Second Life shows the bravery and tenacity of Chinese people
China Daily

Kids and their families enjoy leisure time in a children's playing area at an expo held in Beijing in July. (Photo:CHINA NEWS SERVICE)

Two years after the documentary The Firsts in Life was broadcast, Second Life, made by the same crew aired on May 19, 2022, and has created a huge buzz. Jointly produced by China Central Television, Shanghai Media Group, and Bilibili (a Chinese online entertainment platform), Second Life has scored 9.3/10 on the user-review platform Douban.

What does "second life" mean? According to producer Zhang Hao, "second life" is not a "repeat" but a "restart". When hitting a rough patch, do we have the courage to restart our lives? The 10 directors of Second Life spent two years filming eight episodes to tell us about the choices of Chinese people. The documentary contains eight themes: "Yuan" (Reunion Restaurant) and "Que" (Running for a Future) are about love and family; "Na" (Storm Survivor) and "Ju" (Reconstructing Faces, Rebuilding Lives) discuss ways to face physical disabilities and appearance anxiety; "Shi" (The Last Resort) and "Fei" (No Looking Back) focus on the field of justice; "Po" (Moving on) and "Li" (Turnaround) tell the story of women changing their fate by themselves.

While the four groups of themes are at opposite ends, each one embodies strong oriental philosophical thoughts and shows the bravery and tenacity of Chinese people from different dimensions.

It is hard for Jiang Weizhuo to bridge the 18-year gap of family affection and make a choice between biological and adoptive parents, but life after the reunion must be a new start, full of warmth and brightness. In the past 26 years, Bai Jian has adopted more than 120 children. Thanks to his care and company, these children, who are desperate for love, have learned how to express their feelings and are determined to change their fate by running.

He Huajie is paraplegic and lost sensation from the chest down because of a car accident. He shows us his unswerving spirit when he moves himself up to the wheelchair for the first time in a hailstorm on the Qinghai-Tibet Plateau. Since childhood, Feng Ting has suffered from low self-esteem due to facial asymmetry. However, in order to chin up and walk in front of people confidently, in 2021, the 16-year-old girl had her hair shaved off and got plastic surgery at the Tongji Hospital.

Liu Zhanjiang and Miao Qinghai have appealed for many years, hoping to seek justice for their deceased families. Having tried their best, ultimately, they make peace with themselves and embrace their new lives. After 11 years in prison, Mao Hui struggled to integrate into society, regain self-worth, and reconcile with his girlfriend. After walking across the bridge at the Gage 2, he enjoys life’s beauty again.

The documentary also depicts images of great women. Some of them are willing to devote themselves to their children, some work hard and live independently, and some summon the courage to restart after divorce. For example, Huang Meifang and Li Ting are just ordinary women from the countryside, but they strive to fight against the difficulties, showing the audience the strong willpower of women. They make it possible for men to respect and value women, and inspire more women to be brave in the face of hardship and live for themselves.

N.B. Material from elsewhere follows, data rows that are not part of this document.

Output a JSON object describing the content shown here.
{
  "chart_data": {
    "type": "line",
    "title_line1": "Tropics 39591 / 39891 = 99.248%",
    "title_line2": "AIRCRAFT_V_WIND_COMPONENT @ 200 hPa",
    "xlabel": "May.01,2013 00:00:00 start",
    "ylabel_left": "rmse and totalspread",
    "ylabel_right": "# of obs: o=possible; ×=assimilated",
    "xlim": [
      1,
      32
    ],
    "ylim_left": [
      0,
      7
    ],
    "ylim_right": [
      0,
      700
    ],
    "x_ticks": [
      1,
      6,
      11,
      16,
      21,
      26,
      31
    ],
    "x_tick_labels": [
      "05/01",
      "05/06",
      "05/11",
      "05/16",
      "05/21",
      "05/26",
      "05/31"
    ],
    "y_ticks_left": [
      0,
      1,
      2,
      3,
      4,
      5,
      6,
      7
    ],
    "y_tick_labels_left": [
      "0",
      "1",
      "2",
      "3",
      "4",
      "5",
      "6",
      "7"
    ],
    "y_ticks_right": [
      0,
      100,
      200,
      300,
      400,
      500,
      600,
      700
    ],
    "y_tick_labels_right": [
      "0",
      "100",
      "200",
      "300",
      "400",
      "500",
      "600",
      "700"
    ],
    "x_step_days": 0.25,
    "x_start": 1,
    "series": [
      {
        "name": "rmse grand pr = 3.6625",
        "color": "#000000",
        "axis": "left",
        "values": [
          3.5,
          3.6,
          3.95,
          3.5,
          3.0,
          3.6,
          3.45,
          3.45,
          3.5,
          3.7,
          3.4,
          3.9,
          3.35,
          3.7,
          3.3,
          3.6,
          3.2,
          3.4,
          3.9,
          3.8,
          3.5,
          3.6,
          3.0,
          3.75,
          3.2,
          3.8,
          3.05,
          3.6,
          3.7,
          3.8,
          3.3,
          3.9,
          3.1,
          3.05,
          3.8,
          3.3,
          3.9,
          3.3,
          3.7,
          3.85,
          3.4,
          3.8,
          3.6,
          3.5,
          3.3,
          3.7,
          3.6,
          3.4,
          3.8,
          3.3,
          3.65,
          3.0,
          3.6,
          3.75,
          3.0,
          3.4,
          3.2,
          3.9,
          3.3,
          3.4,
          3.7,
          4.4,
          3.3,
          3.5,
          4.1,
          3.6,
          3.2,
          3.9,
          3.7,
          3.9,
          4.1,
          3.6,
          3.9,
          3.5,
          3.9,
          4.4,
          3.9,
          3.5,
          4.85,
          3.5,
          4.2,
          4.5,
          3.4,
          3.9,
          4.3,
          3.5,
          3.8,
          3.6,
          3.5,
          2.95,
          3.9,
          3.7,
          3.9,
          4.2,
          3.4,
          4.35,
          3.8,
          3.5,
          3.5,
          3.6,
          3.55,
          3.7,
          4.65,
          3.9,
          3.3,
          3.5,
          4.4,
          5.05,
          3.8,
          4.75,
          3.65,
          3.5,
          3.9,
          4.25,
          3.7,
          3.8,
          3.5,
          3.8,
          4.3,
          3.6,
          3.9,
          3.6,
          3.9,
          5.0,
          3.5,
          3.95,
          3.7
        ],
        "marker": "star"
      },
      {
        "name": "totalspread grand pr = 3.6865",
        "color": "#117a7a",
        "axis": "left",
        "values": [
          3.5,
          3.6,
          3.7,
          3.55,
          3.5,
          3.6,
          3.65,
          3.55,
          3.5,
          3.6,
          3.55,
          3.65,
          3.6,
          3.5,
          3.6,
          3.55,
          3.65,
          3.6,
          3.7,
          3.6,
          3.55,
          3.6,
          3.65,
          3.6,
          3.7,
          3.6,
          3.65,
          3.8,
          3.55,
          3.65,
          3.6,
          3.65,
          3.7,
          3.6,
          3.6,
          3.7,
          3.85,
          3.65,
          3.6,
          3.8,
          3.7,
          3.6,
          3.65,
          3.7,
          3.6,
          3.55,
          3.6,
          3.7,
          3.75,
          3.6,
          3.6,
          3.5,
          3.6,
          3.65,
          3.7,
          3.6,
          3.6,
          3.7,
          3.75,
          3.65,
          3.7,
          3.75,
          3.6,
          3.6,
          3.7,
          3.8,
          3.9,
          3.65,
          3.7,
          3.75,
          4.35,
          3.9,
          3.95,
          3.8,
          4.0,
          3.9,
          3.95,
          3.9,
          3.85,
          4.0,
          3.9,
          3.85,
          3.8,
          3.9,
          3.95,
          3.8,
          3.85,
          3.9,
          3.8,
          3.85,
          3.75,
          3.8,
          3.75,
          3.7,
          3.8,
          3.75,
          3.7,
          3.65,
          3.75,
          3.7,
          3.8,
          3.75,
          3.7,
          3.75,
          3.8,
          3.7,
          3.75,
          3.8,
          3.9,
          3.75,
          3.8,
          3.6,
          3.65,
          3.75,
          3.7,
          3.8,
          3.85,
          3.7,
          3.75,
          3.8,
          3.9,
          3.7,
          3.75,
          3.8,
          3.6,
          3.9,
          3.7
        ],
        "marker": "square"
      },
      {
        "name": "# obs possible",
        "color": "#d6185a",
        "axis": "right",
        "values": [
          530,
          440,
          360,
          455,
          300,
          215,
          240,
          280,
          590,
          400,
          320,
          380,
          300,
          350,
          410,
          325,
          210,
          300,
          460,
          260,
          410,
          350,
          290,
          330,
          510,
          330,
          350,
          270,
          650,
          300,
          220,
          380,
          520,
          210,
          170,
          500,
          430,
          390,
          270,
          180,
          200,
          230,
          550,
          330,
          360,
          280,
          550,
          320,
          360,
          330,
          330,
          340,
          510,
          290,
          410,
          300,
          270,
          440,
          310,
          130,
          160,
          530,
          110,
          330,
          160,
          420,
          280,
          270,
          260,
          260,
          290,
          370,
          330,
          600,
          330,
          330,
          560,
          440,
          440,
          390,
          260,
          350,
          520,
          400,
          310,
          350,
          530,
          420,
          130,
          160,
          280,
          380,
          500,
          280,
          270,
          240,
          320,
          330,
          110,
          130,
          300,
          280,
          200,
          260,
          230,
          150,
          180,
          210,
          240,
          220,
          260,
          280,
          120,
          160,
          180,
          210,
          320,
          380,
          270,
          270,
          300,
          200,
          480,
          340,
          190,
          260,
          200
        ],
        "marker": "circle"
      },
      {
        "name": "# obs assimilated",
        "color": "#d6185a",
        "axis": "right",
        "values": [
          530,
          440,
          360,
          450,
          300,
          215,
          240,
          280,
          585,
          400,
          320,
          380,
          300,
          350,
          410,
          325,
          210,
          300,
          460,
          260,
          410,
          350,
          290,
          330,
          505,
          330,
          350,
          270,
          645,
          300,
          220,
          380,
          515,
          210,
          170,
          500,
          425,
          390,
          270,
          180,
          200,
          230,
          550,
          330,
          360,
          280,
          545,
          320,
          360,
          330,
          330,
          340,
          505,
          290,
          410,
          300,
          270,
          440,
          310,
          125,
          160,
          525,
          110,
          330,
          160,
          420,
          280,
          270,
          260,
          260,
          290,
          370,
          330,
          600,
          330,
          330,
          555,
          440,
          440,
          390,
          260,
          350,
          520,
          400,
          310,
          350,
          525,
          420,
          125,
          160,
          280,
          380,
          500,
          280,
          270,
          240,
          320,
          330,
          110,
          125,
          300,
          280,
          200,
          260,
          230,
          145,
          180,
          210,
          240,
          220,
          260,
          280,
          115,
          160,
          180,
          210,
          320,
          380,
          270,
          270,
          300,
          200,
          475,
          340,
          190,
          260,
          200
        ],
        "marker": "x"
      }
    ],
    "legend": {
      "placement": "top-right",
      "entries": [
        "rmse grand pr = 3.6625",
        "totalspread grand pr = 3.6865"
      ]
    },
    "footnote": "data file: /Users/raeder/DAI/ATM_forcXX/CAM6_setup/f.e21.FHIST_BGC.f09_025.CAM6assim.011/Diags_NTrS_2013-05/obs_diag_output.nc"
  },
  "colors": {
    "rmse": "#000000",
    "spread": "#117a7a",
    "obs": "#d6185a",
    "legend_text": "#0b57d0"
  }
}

Notably, the documentary tries to deliver different views from different perspectives. For example, in "Yuan" (Reunion Restaurant), the story is told from the perspectives of the mother, the child, and the police officer; the attitudes of life of other paralyzed people are shown in "Na" (Storm Survivor); two doctors' views on plastic surgery collide in "Ju" (Reconstructing Faces, Rebuilding Lives); the case is narrated from the viewpoints of the defendant and the petitioner in "Shi" (The Last Resort). "We hope that the audience will pay attention to people and events that used to be ignored, misunderstood, or one-sidedly defined," said chief coordinator Li Xiaowei. If we do not know the whole picture, we should not comment on it. In the Internet era, we are expected not to listen to one-sided stories, but think carefully before voicing our opinions, Li said.

In addition, it is clear from the documentary that Chinese people cannot have a second life without the help and support of China. Through joint efforts with other departments and a "reunion campaign", the Ministry of Public Security has been committed to cracking down on the abduction and trafficking of women and children and making every effort to solve all the ongoing and outstanding cases, so as to reunite more families. The Tiedong district government provided public rental housing for children in the Dream Home and helped children without an Anshan residence permit to continue their nine-year compulsory education. China's procuratorial administrations handle complaints and appeals and hold public hearings to uncover the truth of the case for petitioners. The Shenzhen Federation of Trade Unions has provided financial assistance and free skills training for workers.

"There is only one heroism in the world: to see the world as it is and to love it." This, in my opinion, is the message that Second Life intends to convey. Representing ordinary Chinese people, characters in the documentary have survived the storm and have been reborn, from which every viewer can gain courage and hope to face life.

Chen Junjie is a student at Shandong University. The opinions expressed here are those of the writer and do not necessarily represent the views of China Daily and China Daily website.